李秋鸿走出办公室还在兴奋之余,激动地中午麻辣香锅吃了两碗米饭。
然而没等他高兴几天,主编就通知他经过综合考虑,他可能不太适合这位置。李秋鸿郁闷至极,天天堵着主编让她给个说法。
地下室李秋鸿躺在轿车前,“你不说我就躺着。”
主编无语了,踩着高跟鞋去拉他没拉起来还摔了,索性破罐破摔:“有人举报你,说你上一家公司工作时把设计图给了对家公司。”
李秋鸿立马坐起来,“我是被冤枉的。是别人陷害我!”
“知道你不是那样的人,但是被媒体爆出来会对公司不太好,你也不想自己出现在报纸头条吧。”主编拍了怕裙子上粘的灰,拎着包拉开了车门,“住哪?送你一程。”
李秋鸿摇摇头:“谢谢,不用了我自己坐地铁。”
说完他失魂落魄的走回了家,一路上觉得自己怎么这么霉,难道真的和设计这一行业无缘了吗。
谢杰知道了事情,给他发来消息,安慰他这个公司不行还有别的公司,发给他看看。
李秋鸿没回消息,给主编发了辞职邮件,一脑袋闷在床上不想动弹。
周浮生推开房间门,看他今天回来这么早问:“今天不加班?买了布丁吃不吃。”
李秋鸿从被子里抬起头,被子上印出两团水痕,他眼泪汪汪的说:“周浮生,我辞职了。”
准确的说,他是被炒鱿鱼了,没什么两样,本来晋升的希望也没了。但李秋鸿有自己的骄傲和自尊,即使在爱人面前也不想流露出。
“怎么了?”周浮生递给他勺子,“说来我听听。”
“上次在B市的事情你知道的,我是被冤枉的,”李秋鸿一边吃布丁一边泪流满面,“结果不知道谁举报我,说我之前在公司吧设计图纸发给对家公司,我本来从实习生晋升助理的。”
想到这李秋鸿嚎啕大哭,挫折感满满。
周浮生想到什么,在电脑包里翻出录音笔递给他:“这个或许有一点用。”
“这什么?”李秋鸿接过来摁开,“录音笔。”
录音笔里传出赵栋的声音。
“是我们组长泄露出去的……事成之后给他总监位置……李杰。”
李秋鸿愣了愣,终于知道罪魁祸首是谁,没有想象中的轻松憎恨,而是觉得没有意义了,无论这段录音发不发给主编,他都不会再回去上班了,很多事情就这样,来得太晚,他们也根本不在意究竟是谁,只有受害者当事人一直在痛苦中挣扎,难以忘怀被冤枉的滋味。
社会就是这样,人性复杂且难以揣测。
“算了,”李秋鸿叹了口气,“就这样吧。”
周浮生没再多说,李秋鸿不愿意他说一万遍也没用。
李秋鸿颓废了一周,他给自己悲伤的极限就是一周,这一周他昼夜颠倒,吃了很多垃圾食品,最多的一天喝了五罐可乐,嘴里因为上火张了口腔溃疡,痛的他吃饭很慢很慢。

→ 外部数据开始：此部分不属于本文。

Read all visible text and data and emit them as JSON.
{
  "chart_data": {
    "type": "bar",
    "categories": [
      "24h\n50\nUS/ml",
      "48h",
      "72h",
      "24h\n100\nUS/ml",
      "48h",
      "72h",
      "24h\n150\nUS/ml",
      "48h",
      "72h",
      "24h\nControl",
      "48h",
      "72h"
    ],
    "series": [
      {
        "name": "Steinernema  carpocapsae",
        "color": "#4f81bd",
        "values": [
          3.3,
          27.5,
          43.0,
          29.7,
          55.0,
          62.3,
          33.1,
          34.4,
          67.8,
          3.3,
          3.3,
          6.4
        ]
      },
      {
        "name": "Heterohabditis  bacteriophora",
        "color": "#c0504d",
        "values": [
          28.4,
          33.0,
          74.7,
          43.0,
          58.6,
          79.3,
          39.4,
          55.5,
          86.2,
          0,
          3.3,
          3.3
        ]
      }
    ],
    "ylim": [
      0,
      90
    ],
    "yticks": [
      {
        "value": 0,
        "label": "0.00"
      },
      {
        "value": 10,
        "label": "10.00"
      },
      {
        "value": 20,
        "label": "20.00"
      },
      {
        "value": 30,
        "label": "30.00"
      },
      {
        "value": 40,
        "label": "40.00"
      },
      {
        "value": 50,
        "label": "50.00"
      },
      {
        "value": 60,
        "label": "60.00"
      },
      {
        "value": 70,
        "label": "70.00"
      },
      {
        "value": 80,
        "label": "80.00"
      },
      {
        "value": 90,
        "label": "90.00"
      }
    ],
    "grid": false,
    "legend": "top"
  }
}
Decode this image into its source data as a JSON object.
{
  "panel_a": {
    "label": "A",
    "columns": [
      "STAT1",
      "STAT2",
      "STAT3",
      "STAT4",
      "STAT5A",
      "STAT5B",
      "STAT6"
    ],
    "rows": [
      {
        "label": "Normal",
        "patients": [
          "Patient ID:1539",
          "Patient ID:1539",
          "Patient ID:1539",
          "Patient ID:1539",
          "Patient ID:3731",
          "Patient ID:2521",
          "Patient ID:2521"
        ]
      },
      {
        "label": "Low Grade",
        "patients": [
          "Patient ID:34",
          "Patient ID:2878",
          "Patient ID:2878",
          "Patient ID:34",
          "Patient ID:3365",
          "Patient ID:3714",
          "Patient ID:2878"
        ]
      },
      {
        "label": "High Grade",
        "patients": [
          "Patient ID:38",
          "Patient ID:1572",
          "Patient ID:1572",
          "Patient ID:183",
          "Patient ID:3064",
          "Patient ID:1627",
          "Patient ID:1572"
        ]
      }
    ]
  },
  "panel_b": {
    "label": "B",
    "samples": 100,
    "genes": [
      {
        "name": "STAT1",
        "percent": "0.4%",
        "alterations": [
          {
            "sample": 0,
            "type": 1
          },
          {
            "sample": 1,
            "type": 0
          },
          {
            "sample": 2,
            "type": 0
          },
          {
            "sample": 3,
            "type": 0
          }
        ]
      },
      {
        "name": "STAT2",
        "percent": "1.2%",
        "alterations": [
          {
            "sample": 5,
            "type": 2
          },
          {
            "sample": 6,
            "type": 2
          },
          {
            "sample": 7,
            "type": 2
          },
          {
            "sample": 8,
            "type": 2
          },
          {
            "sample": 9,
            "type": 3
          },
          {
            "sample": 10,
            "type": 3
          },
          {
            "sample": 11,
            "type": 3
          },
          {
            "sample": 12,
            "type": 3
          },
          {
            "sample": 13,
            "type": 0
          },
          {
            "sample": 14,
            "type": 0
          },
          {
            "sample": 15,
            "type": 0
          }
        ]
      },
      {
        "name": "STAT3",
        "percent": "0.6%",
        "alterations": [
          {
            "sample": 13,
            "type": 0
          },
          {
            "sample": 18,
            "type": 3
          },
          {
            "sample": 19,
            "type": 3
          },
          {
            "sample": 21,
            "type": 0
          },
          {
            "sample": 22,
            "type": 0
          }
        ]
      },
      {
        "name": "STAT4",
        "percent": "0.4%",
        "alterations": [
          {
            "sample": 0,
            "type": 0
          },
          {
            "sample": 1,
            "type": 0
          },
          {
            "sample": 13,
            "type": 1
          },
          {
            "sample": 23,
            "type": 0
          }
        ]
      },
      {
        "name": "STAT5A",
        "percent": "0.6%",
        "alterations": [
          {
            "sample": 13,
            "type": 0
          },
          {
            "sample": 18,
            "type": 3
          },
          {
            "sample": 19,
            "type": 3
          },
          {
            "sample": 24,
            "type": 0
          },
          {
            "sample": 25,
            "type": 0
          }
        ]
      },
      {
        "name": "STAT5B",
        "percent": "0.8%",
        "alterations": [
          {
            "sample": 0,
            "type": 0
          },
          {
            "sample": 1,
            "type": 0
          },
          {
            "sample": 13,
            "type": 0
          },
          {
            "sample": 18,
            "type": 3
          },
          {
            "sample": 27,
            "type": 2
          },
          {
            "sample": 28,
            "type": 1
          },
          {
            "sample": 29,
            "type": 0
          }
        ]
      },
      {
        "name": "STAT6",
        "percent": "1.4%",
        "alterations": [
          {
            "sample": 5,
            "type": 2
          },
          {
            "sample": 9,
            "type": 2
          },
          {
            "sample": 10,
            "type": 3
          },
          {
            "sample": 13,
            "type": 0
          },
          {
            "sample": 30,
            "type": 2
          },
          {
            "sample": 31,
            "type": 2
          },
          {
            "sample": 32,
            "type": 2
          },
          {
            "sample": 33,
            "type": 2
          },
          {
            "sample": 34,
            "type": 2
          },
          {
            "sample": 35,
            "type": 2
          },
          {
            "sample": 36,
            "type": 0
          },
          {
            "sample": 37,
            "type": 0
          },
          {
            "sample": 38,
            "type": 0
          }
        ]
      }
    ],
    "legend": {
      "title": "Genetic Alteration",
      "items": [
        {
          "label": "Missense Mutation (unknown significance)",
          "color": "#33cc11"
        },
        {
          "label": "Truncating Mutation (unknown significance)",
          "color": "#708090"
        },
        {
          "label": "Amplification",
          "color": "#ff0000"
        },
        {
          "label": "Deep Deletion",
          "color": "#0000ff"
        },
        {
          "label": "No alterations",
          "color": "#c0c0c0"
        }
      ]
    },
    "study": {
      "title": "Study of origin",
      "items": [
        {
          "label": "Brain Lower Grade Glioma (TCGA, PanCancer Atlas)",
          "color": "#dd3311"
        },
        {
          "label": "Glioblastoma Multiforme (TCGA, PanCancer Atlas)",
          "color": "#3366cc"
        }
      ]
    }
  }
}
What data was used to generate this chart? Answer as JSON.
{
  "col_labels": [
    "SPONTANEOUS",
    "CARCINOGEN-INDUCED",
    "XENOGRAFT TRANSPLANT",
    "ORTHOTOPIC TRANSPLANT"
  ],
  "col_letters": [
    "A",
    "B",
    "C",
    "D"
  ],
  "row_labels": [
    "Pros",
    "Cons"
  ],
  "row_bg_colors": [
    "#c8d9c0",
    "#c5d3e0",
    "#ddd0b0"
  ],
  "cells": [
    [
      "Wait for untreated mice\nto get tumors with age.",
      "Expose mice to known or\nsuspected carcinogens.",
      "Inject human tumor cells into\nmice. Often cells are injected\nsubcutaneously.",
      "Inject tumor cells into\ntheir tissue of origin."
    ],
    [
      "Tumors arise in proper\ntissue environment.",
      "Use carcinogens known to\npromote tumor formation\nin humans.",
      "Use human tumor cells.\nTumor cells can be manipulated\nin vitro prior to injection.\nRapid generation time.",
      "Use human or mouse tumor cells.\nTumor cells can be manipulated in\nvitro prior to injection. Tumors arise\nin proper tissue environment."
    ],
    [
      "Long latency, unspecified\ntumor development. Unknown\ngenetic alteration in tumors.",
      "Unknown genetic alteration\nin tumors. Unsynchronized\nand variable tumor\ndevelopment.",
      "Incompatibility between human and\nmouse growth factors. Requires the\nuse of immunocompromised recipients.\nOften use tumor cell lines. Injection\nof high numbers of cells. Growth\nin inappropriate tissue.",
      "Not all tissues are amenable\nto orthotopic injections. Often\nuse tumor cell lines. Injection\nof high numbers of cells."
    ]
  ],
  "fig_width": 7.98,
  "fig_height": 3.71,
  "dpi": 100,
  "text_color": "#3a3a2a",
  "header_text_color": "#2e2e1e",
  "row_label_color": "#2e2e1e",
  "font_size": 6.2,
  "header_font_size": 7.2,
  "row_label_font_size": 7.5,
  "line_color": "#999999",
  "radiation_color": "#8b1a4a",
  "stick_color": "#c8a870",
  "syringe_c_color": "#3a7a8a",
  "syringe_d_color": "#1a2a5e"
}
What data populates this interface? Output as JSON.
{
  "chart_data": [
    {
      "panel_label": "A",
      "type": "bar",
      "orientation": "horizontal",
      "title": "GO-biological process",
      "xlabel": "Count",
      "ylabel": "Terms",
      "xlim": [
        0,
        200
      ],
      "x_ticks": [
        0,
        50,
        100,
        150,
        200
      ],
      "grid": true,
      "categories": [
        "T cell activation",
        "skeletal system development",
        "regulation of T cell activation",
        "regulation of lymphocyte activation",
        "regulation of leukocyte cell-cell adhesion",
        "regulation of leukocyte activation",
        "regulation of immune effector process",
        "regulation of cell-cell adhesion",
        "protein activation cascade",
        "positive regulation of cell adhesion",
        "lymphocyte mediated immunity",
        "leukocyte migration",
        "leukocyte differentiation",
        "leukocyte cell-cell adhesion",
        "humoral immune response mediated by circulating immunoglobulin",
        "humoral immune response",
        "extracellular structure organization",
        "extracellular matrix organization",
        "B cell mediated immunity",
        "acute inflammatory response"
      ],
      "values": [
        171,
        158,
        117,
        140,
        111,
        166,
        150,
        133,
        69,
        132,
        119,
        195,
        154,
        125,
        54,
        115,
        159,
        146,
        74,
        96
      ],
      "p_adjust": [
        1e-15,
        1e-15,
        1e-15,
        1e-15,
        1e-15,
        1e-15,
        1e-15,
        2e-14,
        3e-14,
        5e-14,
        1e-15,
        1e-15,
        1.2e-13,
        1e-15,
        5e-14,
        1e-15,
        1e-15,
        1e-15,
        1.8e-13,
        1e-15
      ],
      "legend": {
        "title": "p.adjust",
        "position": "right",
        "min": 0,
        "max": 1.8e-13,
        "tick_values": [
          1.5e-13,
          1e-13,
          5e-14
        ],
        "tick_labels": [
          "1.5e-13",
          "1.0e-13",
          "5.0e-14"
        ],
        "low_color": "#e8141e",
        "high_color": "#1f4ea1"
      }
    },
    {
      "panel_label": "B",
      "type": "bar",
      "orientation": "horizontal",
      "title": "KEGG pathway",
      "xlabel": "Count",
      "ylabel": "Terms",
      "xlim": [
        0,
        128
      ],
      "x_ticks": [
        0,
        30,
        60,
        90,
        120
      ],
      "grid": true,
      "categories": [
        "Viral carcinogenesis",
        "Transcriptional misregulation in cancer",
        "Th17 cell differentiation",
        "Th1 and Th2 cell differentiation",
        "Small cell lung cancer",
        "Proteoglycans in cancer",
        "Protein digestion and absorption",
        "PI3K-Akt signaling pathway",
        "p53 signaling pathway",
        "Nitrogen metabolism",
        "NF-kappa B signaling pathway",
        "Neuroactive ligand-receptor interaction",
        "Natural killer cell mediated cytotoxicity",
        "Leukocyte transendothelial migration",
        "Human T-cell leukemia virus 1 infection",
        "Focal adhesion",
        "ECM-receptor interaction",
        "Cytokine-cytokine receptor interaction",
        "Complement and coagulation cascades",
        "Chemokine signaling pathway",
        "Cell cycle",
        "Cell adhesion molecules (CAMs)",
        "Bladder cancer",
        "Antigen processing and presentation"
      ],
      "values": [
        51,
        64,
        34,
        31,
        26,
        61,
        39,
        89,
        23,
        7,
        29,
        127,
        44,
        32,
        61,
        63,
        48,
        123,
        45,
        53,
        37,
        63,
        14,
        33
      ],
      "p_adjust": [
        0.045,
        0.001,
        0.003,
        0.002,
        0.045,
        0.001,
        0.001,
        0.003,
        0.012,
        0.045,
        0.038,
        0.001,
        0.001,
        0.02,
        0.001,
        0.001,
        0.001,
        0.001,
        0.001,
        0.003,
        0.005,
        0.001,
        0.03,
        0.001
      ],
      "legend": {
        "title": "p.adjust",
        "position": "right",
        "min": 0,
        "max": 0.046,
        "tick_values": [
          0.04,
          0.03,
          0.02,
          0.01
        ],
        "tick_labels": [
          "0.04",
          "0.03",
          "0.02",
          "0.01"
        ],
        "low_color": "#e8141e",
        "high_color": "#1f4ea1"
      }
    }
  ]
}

重新振作起来后,李秋鸿注册了工作室开始为工作室招聘,既然和人一起共事这么困难,那就自己单干吧。
摩卡特喵汪装修完了,周浮生准备买点绿植放里面通风几个月再营业。
五月底,李秋鸿将工作室交给邱青代管,和周浮生陪周意高考。
落地民宿,老吴接过行李箱带他们往里走:“房间在楼上,上楼梯第一个。”
看李秋鸿走在前面,老吴联想到上次周浮生来时说的人,好奇问:“你上次说的是这人?确实妖艳,美。”
“嗯,”周浮生点头,“现在是我男朋友。”
“你小子撞得什么运,找到这么好的对象,”老吴啧了一声,“行了,我下去弄宵夜,你们自己收拾吧。”
老吴蹬蹬蹬下楼梯,钻进了厨房。
周浮生拿了房卡推开门,李秋鸿拉开落地窗,外面风景如画、海浪拍打在沙滩上,追逐着岸上的人。
“真美啊。”李秋鸿说,“周意来过这吗?高考完准备带她去哪玩?”
“来过,以前我住这,她寒暑假老来,玩腻了估计。她说想出国玩,到时候商量吧。”周浮生看着手机里的监控,一猫一狗友好相处,偷吃了好多冻干。
李秋鸿低头一瞥:“这两货吃多少了?狗粮猫粮肯定吃不下了。”
“等明天让邱青把冻干收起来,”周浮生说,“等再回去又不吃猫粮,只吃罐头。”
李秋鸿点头赞同。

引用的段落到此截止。